Leave your flash drive in and boot Ubuntu, then install GRUB to MBR in your internal disk.

EDIT: Link - How To Re-install GRUB2 from within Ubuntu (http://members.iinet.net/%7Eherman546/p20/GRUB2%20Bash%20Commands.html#grub-install)

OK (I've already tried this but maybe I was missing something).

One update: on the final screen (before the installation process starts) there is a button called "Advanced" and installing grub to the flash drive seems to be selected by default. Isn't this a kind of bug? I've selected the correct hard drive and trying to reinstall...

ageless
May 1st, 2010, 11:34 PM
Yes, it helped.

Herman
May 1st, 2010, 11:55 PM
Yes, it helped.
You have fixed it? :)

Isn't this a kind of bug?It's a bug in a way, but it's not a bug in Ubuntu or in GRUB really. I think it's a problem caused by the lack of clearly defined conventions being drawn for computer BIOS designers back in earlier times, but I'm only guessing.
It seems that the are no hard and fast rules about how computers should number their drives, IDE, then SATA then USB, or some other sequence. Apparently it's not possible to design an operating system installer that can correctly understand the information in the BIOS regarding this matter.

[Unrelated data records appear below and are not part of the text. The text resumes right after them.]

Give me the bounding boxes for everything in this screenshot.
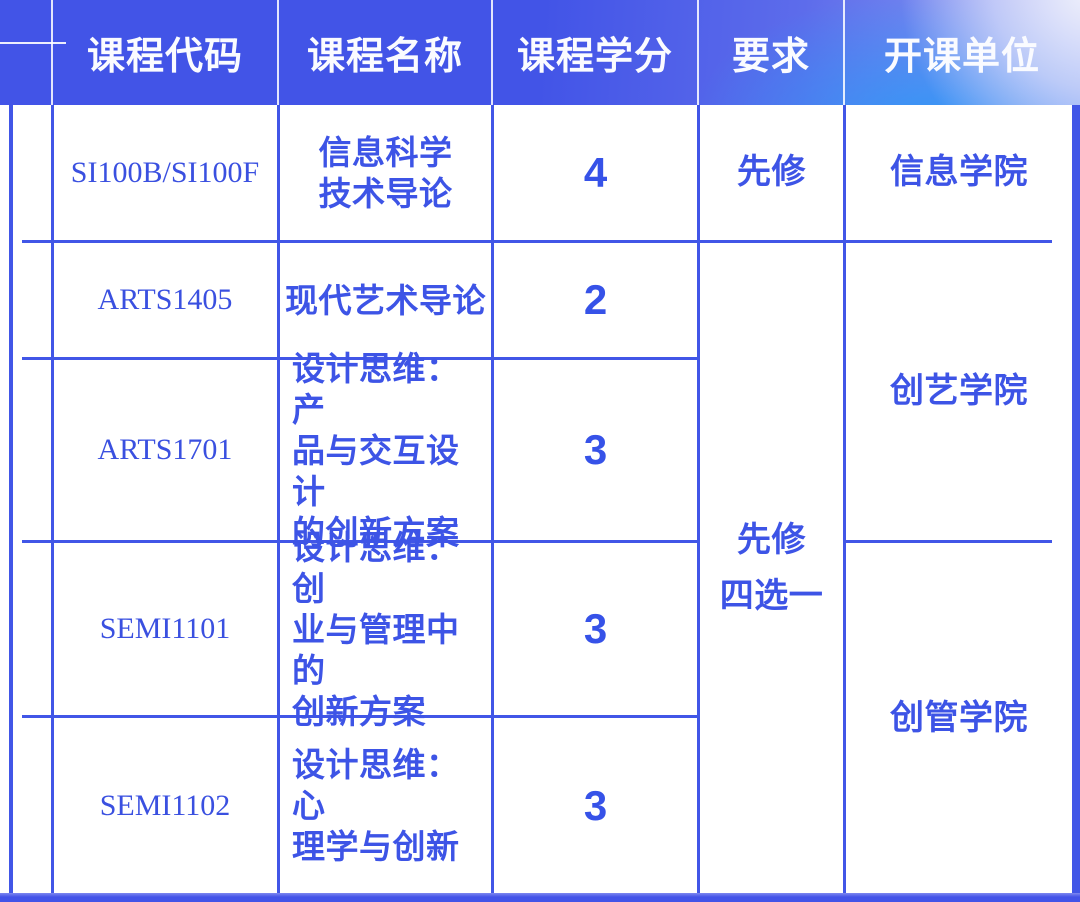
- cell-credits-si100: 4: [583, 148, 608, 196]
- cell-requirement-merged: 先修 四选一: [719, 521, 824, 615]
- header-requirement: 要求: [698, 0, 844, 105]
- header-label: 课程名称: [306, 36, 463, 78]
- cell-code-arts1405: ARTS1405: [97, 283, 233, 316]
- header-separator: [277, 0, 279, 105]
- grid-vline-outer-right: [1072, 105, 1080, 893]
- grid-hline-row4: [22, 715, 700, 718]
- cell-requirement-row1: 先修: [737, 153, 806, 191]
- grid-vline: [697, 105, 700, 893]
- cell-name-arts1701: 设计思维：产 品与交互设计 的创新方案: [292, 349, 460, 551]
- header-label: 要求: [731, 36, 810, 78]
- header-label: 开课单位: [883, 36, 1040, 78]
- header-left-notch-line: [0, 42, 66, 44]
- header-course-name: 课程名称: [278, 0, 492, 105]
- cell-name-arts1405: 现代艺术导论: [285, 281, 486, 319]
- grid-vline: [843, 105, 846, 893]
- bottom-border-bar: [0, 893, 1080, 902]
- header-separator: [491, 0, 493, 105]
- grid-vline: [277, 105, 280, 893]
- header-label: 课程代码: [86, 36, 243, 78]
- table-header-row: 课程代码 课程名称 课程学分 要求 开课单位: [0, 0, 1080, 105]
- grid-vline-outer-left: [9, 105, 13, 893]
- cell-unit-merged-top: 创艺学院: [890, 372, 1028, 410]
- cell-credits-semi1102: 3: [583, 781, 608, 829]
- header-separator: [51, 0, 53, 105]
- header-separator: [843, 0, 845, 105]
- cell-code-arts1701: ARTS1701: [97, 433, 233, 466]
- cell-code-semi1102: SEMI1102: [99, 788, 231, 822]
- grid-hline-row3-left: [22, 540, 700, 543]
- header-offering-unit: 开课单位: [844, 0, 1080, 105]
- cell-credits-arts1701: 3: [583, 426, 608, 473]
- cell-name-si100: 信息科学 技术导论: [318, 133, 453, 212]
- header-course-credits: 课程学分: [492, 0, 698, 105]
- grid-hline-row2: [22, 357, 700, 360]
- cell-unit-merged-bottom: 创管学院: [890, 698, 1028, 737]
- cell-credits-arts1405: 2: [583, 276, 608, 323]
- cell-name-semi1101: 设计思维：创 业与管理中的 创新方案: [292, 528, 460, 730]
- header-course-code: 课程代码: [52, 0, 278, 105]
- cell-unit-row1: 信息学院: [890, 153, 1028, 191]
- grid-vline: [491, 105, 494, 893]
- cell-credits-semi1101: 3: [583, 605, 608, 652]
- grid-hline-row3-right: [843, 540, 1052, 543]
- header-separator: [697, 0, 699, 105]
- grid-hline-row1: [22, 240, 1052, 243]
- cell-code-semi1101: SEMI1101: [99, 612, 231, 645]
- cell-code-si100: SI100B/SI100F: [70, 155, 260, 189]
- cell-name-semi1102: 设计思维：心 理学与创新: [292, 746, 460, 865]
- header-label: 课程学分: [516, 36, 673, 78]
- grid-vline: [51, 105, 54, 893]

This kind of problem has been happening since before I joined this forum, and I've been hanging around here almost since the beginning, since the first Ubuntu release anyway. I think it predates Ubuntu by a long way.
Since UUID booting and file system mounting has come in, problems simialr to this have been reduced a lot. :)

ageless
May 1st, 2010, 11:59 PM
You have fixed it? :)

Just selected the correct drive for the bootloader during the installation. Thanks anyway.